Researchers conducted an amazing study in which they analyzed the accuracy of five AI models using 500 everyday math prompts. An interesting result showed that the AI had a 40% chance of getting the answer wrong.
Omni Research on Calculation in AI (ORCA) primarily shows that when AI chatbots are asked to perform routine mathematics, their accuracy varies widely between AI companies and between different types of mathematical tasks.
The selected models are:
- Gemini 2.5 Flash (Google)
- ChatGPT-5(OopenAI)
- DeepSeek V3.2 (Deep Seek AI)
- Grok-4(xAI)
The results demonstrated that no AI model scored higher than 63% on everyday math. Outstanding leaders, Geminis (63%) still get nearly 4 out of 10 questions wrong.
Grok achieved a similar score at 62.8%, while DeepSeek came in third at 52%, followed by ChatGPT at 49.4%.
AI accuracy peaks in math and conversation, but hits record lows in physical tasks
Performance varies by category. For math and transformations (147 out of 500 prompts), Gemini leads with 83%, followed by Grok with 76.9% and DeepSeek with 74.1%.
According to euro news, ChatGPT scored 66.7 percent in this category, and all five models had an accuracy of 72.1 percent, the highest among the seven categories.
To avoid errors in any case, users are advised to use a calculator or double check with another prompt.
4 big mistakes made by AI models
Experts categorized mistakes into four types and noted that the main challenge lies in converting real-world situations into correct formulas.
calculation error
In such cases, the AI may understand the question and formula, but fail during the actual calculation. This category includes precision and rounding issues (35%) and calculation errors (33%).
broken logic error
This type of error is one of the most serious as it indicates that the AI is having a hard time understanding the actual cause of the problem.
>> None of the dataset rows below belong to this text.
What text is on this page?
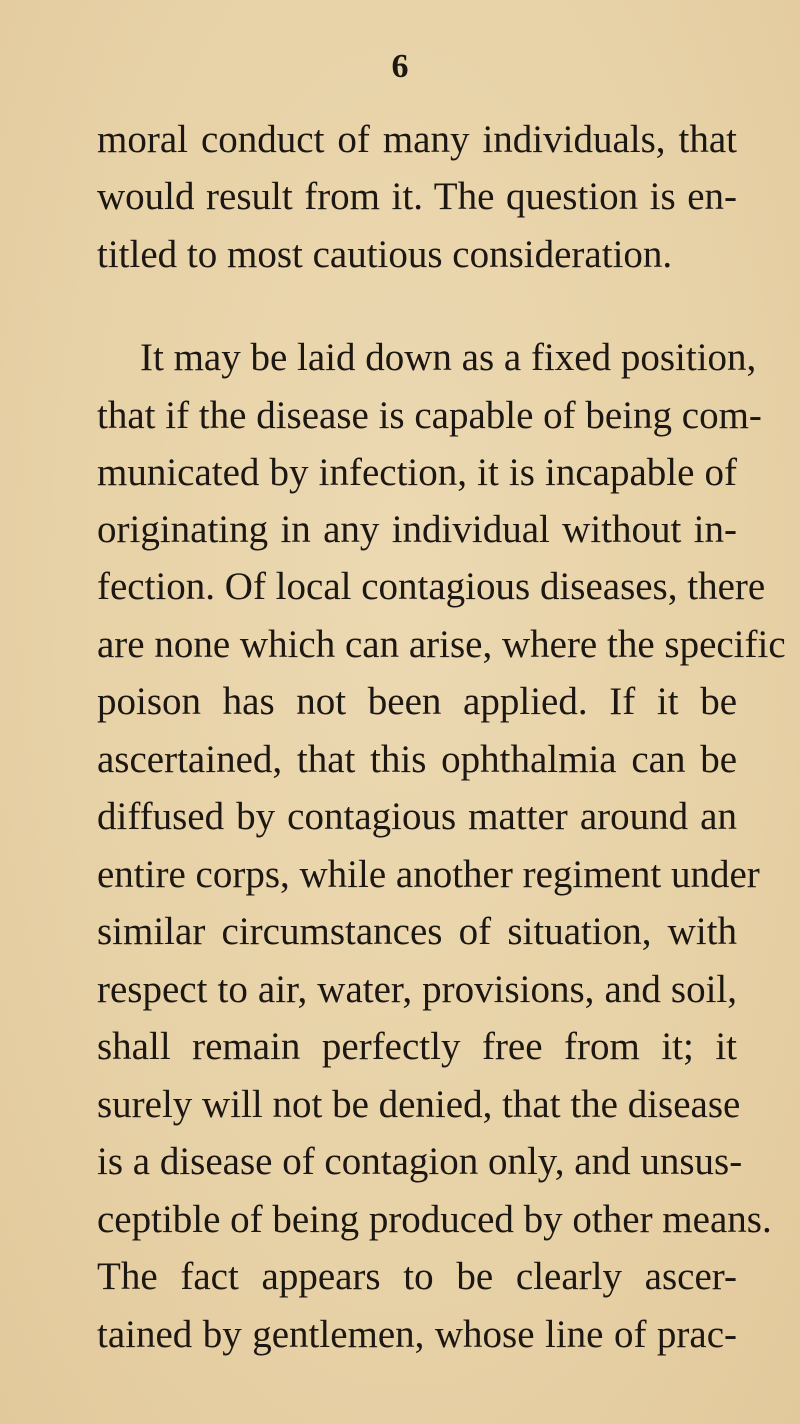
6
moral conduct of many individuals, that
would result from it. The question is en-
titled to most cautious consideration.
It may be laid down as a fixed position,
that if the disease is capable of being com-
municated by infection, it is incapable of
originating in any individual without in-
fection. Of local contagious diseases, there
are none which can arise, where the specific
poison has not been applied. If it be
ascertained, that this ophthalmia can be
diffused by contagious matter around an
entire corps, while another regiment under
similar circumstances of situation, with
respect to air, water, provisions, and soil,
shall remain perfectly free from it; it
surely will not be denied, that the disease
is a disease of contagion only, and unsus-
ceptible of being produced by other means.
The fact appears to be clearly ascer-
tained by gentlemen, whose line of prac-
These include errors in methods or formulas such as the use of incomplete mathematical approaches (14%) and incorrect assumptions, which account for up to 12% of errors.
Misunderstanding instructions
Misreading instructions mainly occurs when the AI is unable to correctly interpret the question. Examples include using the wrong parameters, logic errors, and providing incomplete answers.
AI question deviation
The AI has been observed to simply reject or ignore questions rather than attempting a specific answer. The weakness is rounding, especially in multi-step calculations. If an error occurs at any point, the final result will be much different than usual.
Nevertheless, the study used a state-of-the-art model that is freely available to the public.
The study concludes with the following insights: If you want accurate answers to difficult word problems, ChatGPT is great. Want to take a photo of your receipt or receive an immediate response when your Gemini wins? Finally, if you need speed and concise answers, Grok is a solid choice.
This result shows that significant improvements are still needed to achieve reliable mathematics and conversational logic.